La fondation hospitalière
Une fondation hospitalière est une personne morale de droit privé à but non lucratif créée à l’initiative d’un ou plusieurs établissements publics de santé pour la réalisation d’une ou plusieurs œuvres ou activités d’intérêt général en vue de concourir aux missions de recherche dévolues au service public hospitalier.
La fiscalité pour les donateurs
Les fondations permettent aux particuliers et aux entreprises de bénéficier d’importants avantages fiscaux au titre des dons qu’ils peuvent faire pour les fondations.
Pour les particuliers
Réduction d’impôt sur le revenu
L’article 200 du Code général des impôts dispose qu’ouvrent droit à une réduction d’impôt sur le revenu égale à 66 % de leur montant les sommes prises dans la limite de 20 % du revenu imposable qui correspondent à des dons et versements, y compris l’abandon exprès de revenus ou produits, effectués par les contribuables domiciliés en France au profit de fondations ou associations reconnues d’utilité publique mais également de fonds de dotation répondant à certains critères spécifiques.
Réduction d’impôt de solidarité sur la fortune
L’article 885-0 V bis A. issue de la loi Tepa du 22 août 2007 dispose que le redevable peut imputer sur l’impôt de solidarité sur la fortune, dans la limite de 50 000 euros, 75 % du montant des dons en numéraire et dons en pleine propriété de titres de sociétés admis aux négociations sur un marché réglementé français ou étranger effectués au profit (…) des fondations reconnues d’utilité publique (et leurs fondations abritées), les fondations de coopération scientifique, les fondations universitaires, les fondations partenariales.
Pour les entreprises
L’article 238 bis du code général des impôts précise qu’ouvrent droit à une réduction d’impôt égale à 60 % de leur montant les versements, pris dans la limite de 5 pour mille du chiffre d’affaires, effectués par les entreprises assujetties à l’impôt sur le revenu ou à l’impôt sur les sociétés au profit de fondations reconnues d’utilité publique, à la Fondation du Patrimoine et aux fonds de dotation sous certaines conditions.
L’accompagnement des fondations
Si les fondations sont amenées à recevoir des dons et legs qui peuvent parfois être très significatifs, il est important que celles-ci soient accompagnées dans le choix de leurs investissements par des professionnels qualifiés.

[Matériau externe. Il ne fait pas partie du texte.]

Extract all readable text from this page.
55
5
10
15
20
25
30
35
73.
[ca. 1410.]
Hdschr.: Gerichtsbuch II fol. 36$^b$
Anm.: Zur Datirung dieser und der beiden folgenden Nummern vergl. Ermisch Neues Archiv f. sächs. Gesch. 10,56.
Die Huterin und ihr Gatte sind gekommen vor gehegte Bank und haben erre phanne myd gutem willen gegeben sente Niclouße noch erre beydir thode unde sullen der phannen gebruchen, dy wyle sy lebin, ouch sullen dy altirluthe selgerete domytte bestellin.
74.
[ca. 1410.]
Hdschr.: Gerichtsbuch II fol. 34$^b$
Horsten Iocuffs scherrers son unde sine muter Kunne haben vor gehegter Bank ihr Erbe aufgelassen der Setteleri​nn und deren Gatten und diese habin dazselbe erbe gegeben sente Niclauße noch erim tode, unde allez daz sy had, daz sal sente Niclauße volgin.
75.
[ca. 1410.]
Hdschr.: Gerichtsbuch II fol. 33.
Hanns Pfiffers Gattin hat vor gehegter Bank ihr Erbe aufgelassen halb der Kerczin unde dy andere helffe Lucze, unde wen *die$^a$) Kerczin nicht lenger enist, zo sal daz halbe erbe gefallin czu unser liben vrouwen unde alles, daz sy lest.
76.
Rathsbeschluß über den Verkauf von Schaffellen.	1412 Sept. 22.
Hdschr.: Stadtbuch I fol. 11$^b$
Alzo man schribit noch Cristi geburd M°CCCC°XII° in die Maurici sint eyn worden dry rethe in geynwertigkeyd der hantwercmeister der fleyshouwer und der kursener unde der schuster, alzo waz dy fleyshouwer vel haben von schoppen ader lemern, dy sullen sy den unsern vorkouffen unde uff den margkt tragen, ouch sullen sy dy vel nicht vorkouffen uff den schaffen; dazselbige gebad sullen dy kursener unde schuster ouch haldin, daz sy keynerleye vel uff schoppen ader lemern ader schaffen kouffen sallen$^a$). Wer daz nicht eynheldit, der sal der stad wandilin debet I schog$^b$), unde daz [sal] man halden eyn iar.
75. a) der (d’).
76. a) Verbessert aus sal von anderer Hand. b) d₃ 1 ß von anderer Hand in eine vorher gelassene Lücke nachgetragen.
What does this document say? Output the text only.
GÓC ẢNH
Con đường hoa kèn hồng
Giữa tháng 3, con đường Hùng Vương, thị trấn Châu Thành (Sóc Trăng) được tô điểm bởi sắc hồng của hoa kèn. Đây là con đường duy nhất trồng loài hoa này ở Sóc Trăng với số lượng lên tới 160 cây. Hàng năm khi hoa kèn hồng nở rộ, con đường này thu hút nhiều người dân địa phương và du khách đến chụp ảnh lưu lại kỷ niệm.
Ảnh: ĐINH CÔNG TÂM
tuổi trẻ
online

L’Autorité des marchés financiers (AMF) a publié un guide pour les fondations et fonds de dotations dans leurs démarches d’investissement en produits financiers. En effet, les fondations s’inscriront, pour la plupart d’entre elles, dans la catégorie des clients non professionnels, n’étant pas des clients professionnels par nature – établissements de crédit, entreprises d’investissement, sociétés de gestion… – ou ne répondant pas aux critères de taille – total du bilan égal ou supérieur à 20 millions d’euros, chiffre d’affaires net ou recettes nettes égaux ou supérieurs à 40 millions d’euros, capitaux propres égaux ou supérieurs à 2 millions d’euros. Elles doivent donc être accompagnées dans leur gestion institutionnelle qui est une discipline complexe. Ainsi l’AMF indique les étapes clés du processus d’investissement, qui sont des étapes de bon sens, mais qui méritent d’être rappelées.
Si la philanthropie pouvait être un concept réservé à une certaine élite, ou à ce qu’on appelle encore les « High-Net-Worth-Individuals », il est indéniable que cette philosophie, état d’esprit ou manière d’aider les autres, s’est démocratisée grâce aux avantages fiscaux proposés qui permettent à la France d’être l’un des pays référents en matière de générosité du public.